Of course you don't have the real square root, thats what you want to approximate. But you do have the square of the "real" root which is your input data "n". You only need the square and the approximated root to do the error calculation. The "real" root was used just to to make a point. You want itn*itn to be very close to n, hence abs(n-itn*itn) should be a small number of your choice.

Its not that using integers and doubles are imprecise, as I said you can get the precision you want in your calculation by knowing how big the error is. But if you use BigDecimal etc. you can have an arbitrary amount of precision and size, with your computers memory as a limit. For example you can't use integers, floats or doubles if you want to calculate the square root of a huge number, or if you want more precision than 16 decimals. It all depends on what your doing, if there's no reason to use BigInt then you shouldn't, using integers will probably yield faster execution. But in your case I would use BigDecimal for the input value n also. Real numbers have roots to :) Also an integers max value is not very large.

The important thing here, as in all numerical calculations, is to know how large your error is and to know how much error you can afford to have. This is really important as errors accumulate with time and you often need a way to compensate for the errors.

Imagine a robot with wheels turning 90 degrees around its own center and then driving 10 meters straight forward. If you don't exactly know the precision of the wheels and hence the amount of error when it turns, you cant really say where the robot will end up after it has turned and driven forward. You might measure that it has turned 90 degrees but in real life it is 91 degrees or worse. The outcome of the robots position will vary greatly depending on the errors our hardware and software makes. Knowing the error gives you the possibility to say that the robot is around point x according to some probability function. If you don't know the precision and error, the robot can be almost anywhere, which is a bad robot.
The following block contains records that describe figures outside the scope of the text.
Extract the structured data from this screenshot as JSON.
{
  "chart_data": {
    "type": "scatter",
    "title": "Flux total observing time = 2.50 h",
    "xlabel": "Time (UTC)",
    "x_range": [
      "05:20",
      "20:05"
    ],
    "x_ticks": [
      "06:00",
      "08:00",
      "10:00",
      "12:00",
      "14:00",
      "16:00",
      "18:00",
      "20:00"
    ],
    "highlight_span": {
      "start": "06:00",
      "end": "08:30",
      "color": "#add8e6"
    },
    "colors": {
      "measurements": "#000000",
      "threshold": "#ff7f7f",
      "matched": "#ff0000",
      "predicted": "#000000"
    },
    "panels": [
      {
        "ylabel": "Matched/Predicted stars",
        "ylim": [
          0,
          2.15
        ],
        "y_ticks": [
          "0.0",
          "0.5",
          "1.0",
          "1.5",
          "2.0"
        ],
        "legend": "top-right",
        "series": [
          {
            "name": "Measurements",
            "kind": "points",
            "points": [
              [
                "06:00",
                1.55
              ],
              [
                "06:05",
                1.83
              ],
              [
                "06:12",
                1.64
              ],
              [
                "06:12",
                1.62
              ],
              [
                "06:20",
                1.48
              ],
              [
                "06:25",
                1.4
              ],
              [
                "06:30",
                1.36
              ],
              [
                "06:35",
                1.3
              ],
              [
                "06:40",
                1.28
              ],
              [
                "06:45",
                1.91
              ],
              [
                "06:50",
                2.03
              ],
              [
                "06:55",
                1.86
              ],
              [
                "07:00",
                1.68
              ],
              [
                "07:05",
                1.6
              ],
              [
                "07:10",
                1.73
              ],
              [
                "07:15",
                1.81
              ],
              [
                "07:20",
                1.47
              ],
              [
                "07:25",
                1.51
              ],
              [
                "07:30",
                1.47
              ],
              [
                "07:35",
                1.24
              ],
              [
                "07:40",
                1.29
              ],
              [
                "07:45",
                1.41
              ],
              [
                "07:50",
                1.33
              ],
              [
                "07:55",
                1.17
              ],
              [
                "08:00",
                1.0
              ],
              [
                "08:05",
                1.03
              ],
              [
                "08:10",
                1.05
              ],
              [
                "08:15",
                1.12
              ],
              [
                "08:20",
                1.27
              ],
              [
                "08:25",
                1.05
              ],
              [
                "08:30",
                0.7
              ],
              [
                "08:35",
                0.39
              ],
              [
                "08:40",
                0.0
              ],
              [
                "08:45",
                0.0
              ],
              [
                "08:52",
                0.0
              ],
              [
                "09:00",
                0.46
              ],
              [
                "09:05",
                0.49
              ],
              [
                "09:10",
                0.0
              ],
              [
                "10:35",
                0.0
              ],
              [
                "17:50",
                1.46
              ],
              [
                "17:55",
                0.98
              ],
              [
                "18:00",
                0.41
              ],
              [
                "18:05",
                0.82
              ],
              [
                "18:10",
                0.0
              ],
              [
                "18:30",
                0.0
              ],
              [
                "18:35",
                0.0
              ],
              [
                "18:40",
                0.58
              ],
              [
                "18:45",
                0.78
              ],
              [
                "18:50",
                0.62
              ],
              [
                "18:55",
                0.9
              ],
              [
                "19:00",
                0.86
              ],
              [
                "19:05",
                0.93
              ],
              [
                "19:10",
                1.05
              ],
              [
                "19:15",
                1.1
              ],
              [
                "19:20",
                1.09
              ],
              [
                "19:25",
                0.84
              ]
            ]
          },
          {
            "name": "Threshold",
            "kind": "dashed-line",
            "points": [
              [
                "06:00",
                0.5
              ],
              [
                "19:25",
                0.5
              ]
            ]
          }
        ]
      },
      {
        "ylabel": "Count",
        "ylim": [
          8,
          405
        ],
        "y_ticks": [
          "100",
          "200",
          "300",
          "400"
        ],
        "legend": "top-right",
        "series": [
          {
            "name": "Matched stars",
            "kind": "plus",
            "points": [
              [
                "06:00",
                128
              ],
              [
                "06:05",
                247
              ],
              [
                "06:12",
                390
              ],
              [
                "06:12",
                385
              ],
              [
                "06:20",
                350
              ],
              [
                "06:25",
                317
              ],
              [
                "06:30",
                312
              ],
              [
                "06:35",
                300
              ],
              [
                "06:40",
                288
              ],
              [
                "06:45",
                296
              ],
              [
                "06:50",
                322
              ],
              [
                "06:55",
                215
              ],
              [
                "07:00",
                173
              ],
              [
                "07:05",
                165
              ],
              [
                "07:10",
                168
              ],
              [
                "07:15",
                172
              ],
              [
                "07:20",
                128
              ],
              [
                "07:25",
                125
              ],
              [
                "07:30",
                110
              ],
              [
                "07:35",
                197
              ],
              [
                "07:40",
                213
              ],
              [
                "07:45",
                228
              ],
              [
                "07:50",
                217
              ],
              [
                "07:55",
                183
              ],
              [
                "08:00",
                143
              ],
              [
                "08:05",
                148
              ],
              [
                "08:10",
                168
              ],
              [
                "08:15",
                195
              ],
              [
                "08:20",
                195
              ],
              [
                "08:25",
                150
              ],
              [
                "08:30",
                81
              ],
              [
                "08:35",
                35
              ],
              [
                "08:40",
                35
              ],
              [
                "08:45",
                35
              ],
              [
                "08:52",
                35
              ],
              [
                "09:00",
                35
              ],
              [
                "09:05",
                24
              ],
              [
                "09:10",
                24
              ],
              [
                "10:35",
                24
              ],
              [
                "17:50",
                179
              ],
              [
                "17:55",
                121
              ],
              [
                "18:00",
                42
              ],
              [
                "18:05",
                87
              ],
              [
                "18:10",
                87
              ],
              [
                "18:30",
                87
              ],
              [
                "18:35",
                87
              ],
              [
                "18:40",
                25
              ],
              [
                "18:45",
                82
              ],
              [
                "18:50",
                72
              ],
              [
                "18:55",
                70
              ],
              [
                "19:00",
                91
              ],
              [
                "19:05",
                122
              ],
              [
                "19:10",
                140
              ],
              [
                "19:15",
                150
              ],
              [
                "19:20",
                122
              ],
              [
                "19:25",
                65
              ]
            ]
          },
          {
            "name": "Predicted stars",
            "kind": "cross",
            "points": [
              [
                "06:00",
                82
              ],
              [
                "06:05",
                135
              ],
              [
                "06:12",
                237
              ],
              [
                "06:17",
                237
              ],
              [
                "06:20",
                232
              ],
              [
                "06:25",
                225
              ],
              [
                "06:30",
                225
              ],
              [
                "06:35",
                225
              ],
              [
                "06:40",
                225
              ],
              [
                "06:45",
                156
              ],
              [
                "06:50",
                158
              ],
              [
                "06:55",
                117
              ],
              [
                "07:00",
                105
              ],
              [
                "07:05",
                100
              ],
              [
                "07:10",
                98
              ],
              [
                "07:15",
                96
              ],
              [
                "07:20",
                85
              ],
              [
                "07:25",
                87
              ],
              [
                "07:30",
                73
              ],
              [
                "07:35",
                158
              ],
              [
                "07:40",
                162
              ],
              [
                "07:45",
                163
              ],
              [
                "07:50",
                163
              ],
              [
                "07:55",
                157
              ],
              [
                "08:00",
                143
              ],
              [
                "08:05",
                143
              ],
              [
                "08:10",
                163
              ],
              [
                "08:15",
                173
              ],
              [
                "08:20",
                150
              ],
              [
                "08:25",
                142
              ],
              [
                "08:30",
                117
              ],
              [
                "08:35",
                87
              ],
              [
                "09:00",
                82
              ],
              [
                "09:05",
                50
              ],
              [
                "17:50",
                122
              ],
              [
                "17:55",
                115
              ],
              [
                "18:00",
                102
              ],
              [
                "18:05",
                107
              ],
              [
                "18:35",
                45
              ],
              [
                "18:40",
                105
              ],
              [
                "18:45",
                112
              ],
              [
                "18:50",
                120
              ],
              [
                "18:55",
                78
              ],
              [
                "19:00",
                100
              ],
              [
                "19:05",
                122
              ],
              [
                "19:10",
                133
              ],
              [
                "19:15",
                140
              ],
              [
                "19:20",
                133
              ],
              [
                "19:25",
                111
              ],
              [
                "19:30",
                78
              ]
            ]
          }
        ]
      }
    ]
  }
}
Hope i didn't confuse you with the robot example :)

commented: The problem has been solved, and I really have gotten so much more than just the sollution out of theese answers. +2

No the robot example was clear enough :)
I guess I just don't really understand where the errors occur.
However, I changed the variables BigDecimal's (pretty much all of them, as you cant compare BigDecimals with anything other than BigDecimals)
And guess what, as far as I can tell, the errors are completely gone:)

I'm going to mark the thread as solved. But if you have anything to add on the subject of numerical errors, please feel free to do so as it is an (now almost) entirely unexplored world for me.
Perhaps it will be covered when I start at the university next summer, till then this is really just a hobby:)

Anyway, thank you once more, you have been very very helpful.

## SasseMan 49

Thats great that you want to study more. I'm just done with masters degree in Engineering and Computer Science and I have no good answer to exactly how and when the errors occur. It is a very specific question. You will maybe have to look into how java works and it may also depend on the underlying architecture. If you really want do get into it, I suggest buying a book about numerical analysis. If you are going to study computer science, the best thing to be ahead of is math. You would really benefit from that.